DULUTH – The one thing most all parents could agree on, it seemed, was that none of the options were right.
Duluth's school district hosted meetings Wednesday and Thursday nights to gather feedback on the three scenarios released last week showing possible changes to school boundary lines. This redrawing process, which Superintendent Bill Gronseth says is usually done every three to five years to address overcrowding caused by population shifts, hasn't happened for more than a decade in Duluth.
More than 400 parents attended a loud, emotional meeting Wednesday in East High School atrium, where some yelled questions and criticism at officials conducting the boundary study. Fewer than 200 parents came to Denfeld High School on a snowy Thursday night, a more subdued meeting where feelings still ran high.
The contrast perhaps illustrates the East-West divide the school district said this boundary study is addressing. A disproportionate amount of the district's students of color and those on free or reduced lunch attend western Denfeld and Lincoln Park Middle School. These schools also have fewer total students than their eastern counterparts.
In the 2018-19 academic year, 74% of test-taking students at East met the state's reading standards, while just 47% of students at Denfeld were deemed proficient. A similar gap existed between math scores and could also be seen comparing the scores of students at Ordean East Middle School and Lincoln Park.
Parents at both meetings called disparities like these concerning, noting too that Denfeld offers fewer Advanced Placement and College In the School courses than East because it currently has fewer students to sign up for those classes.
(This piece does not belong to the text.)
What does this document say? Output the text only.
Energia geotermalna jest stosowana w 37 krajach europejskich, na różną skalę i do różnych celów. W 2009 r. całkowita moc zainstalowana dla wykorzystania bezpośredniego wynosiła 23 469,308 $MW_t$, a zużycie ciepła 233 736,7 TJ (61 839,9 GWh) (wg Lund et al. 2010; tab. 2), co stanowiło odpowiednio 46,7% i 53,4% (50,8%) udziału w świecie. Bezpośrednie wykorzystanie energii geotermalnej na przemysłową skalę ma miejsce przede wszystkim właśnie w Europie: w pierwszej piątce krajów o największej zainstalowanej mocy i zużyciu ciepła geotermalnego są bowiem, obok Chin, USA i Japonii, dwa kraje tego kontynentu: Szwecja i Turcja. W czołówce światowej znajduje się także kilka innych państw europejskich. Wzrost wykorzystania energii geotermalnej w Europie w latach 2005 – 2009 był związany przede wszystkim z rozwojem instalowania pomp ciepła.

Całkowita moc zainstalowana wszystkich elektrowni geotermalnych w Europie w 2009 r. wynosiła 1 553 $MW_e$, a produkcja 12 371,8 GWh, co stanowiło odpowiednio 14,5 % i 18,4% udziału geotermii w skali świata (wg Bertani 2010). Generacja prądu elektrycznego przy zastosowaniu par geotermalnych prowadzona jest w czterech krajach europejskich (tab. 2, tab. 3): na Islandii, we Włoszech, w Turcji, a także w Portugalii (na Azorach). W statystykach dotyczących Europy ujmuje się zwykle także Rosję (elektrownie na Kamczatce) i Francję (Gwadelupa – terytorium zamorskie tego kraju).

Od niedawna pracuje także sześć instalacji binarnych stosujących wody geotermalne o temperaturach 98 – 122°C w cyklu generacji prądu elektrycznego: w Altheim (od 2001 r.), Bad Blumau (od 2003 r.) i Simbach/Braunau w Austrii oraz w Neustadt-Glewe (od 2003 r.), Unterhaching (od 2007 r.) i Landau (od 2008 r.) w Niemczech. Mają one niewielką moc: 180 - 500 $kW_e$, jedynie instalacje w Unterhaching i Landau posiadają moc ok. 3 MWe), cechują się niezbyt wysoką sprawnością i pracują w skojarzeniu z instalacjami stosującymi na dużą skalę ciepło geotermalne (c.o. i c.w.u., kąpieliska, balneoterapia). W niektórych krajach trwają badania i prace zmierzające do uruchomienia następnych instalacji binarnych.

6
But many also argued that these attempts to address the imbalances would cause transportation nightmares, disrupt neighborhoods and potentially diminish the value of the property they purchased with their children's schooling in mind.
"It's a complete mess," said Jody Roberts, whose children are in fifth and third grade at Duluth Edison Charter School and are currently slated to attend East — though that could change depending on how the boundary study affects their central hillside home.